# Suns too take AmaRe !



## TheMatrix31 (May 28, 2002)

plzzz


----------



## HEATLUNATIC (May 27, 2002)

Thats what they've said all along.:yes:


----------



## Cleveland Browns (Jun 12, 2002)

yea they have said that all along


----------



## (-) 0 † § I-I () † (Jun 11, 2002)

*Sources?*

I wouldn't disagree that this would be a great move for the Suns, Amare would fit right into Starburys paly, but do you have any sources? PErsonally i hope Amare drops to Philly at 16. Larry Brown could work his magic!


----------



## whatevaman_15 (Jun 8, 2002)

from what I have heard their preference is

1) Wilcox
2) Hilario
3) Skits
4) Amare

This would be my guess but you never know


----------



## TheCage4 (Jun 13, 2002)

All signs point to Wilcox slipping to #9, look for the Suns to grab him there instead of Stoudamire.
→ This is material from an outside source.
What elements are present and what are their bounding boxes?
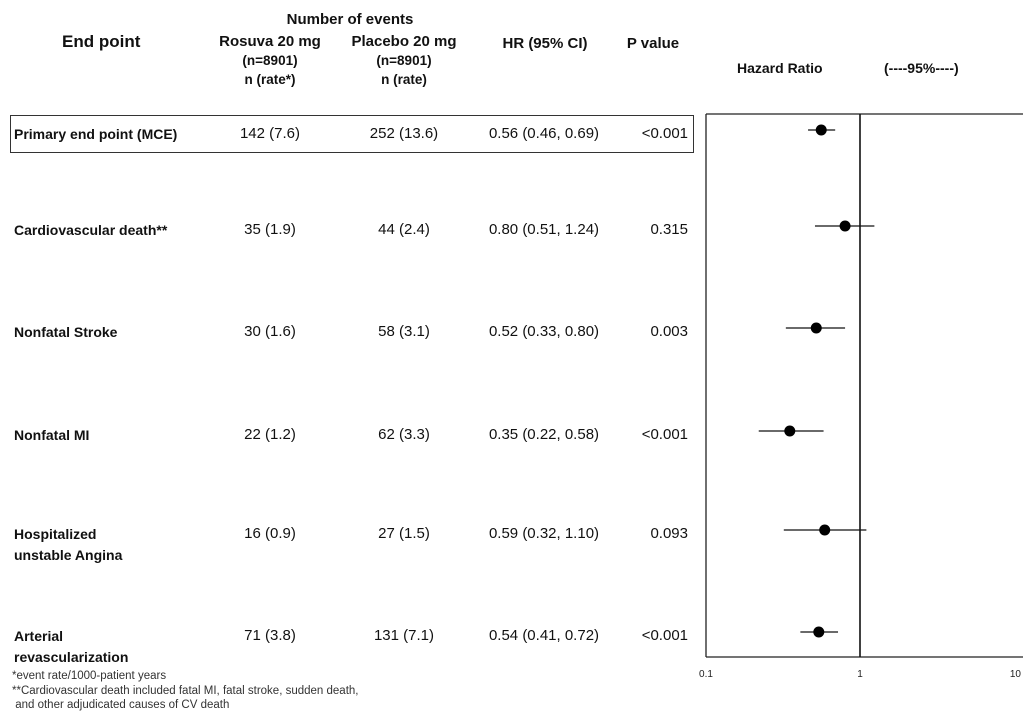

I wouldn't be surprised to see Amare available at #16 for the Sixers to take, however I think it will depend on whether Marcus Haislip is still on the board. If the Sixers don't grab Stoudamire the Hornets definitely will at #17.


----------



## Patrick (Jun 10, 2002)

I don't know about the Suns taking Amare Stoudamire but I've deffinately heard about it numerous about of times. So, that wouldn't shock me either but I am hoping that doesn't happen offcourse because with pick 18 the Magic are planing on taking Stoudamire.
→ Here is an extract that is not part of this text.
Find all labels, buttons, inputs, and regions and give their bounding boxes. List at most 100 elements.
I think it would be extremelly stupid from the Hornets to take him because they already have the front court covered with guys like PJ Brown, Jamaal Magloire and Elden Campbell. It'll amaze me if he goes before pick 18.


----------



## (-) 0 † § I-I () † (Jun 11, 2002)

*yeah..........*

i believe the decision for the sixers is mainly AMare or Haslip, with Nachbar as the third choice. All three players show tremendous upside, giving the sixers frountcourt some young guns to go wtih Samuel Dalembert. I look forward to draft day, I think the Sixers might snap a deal


----------



## Tmac'sPack (May 30, 2002)

Id take Wilcox if they were both on the board. He is the least raw of the two and with the right guy the Suns could be back in the playoffs next year.


----------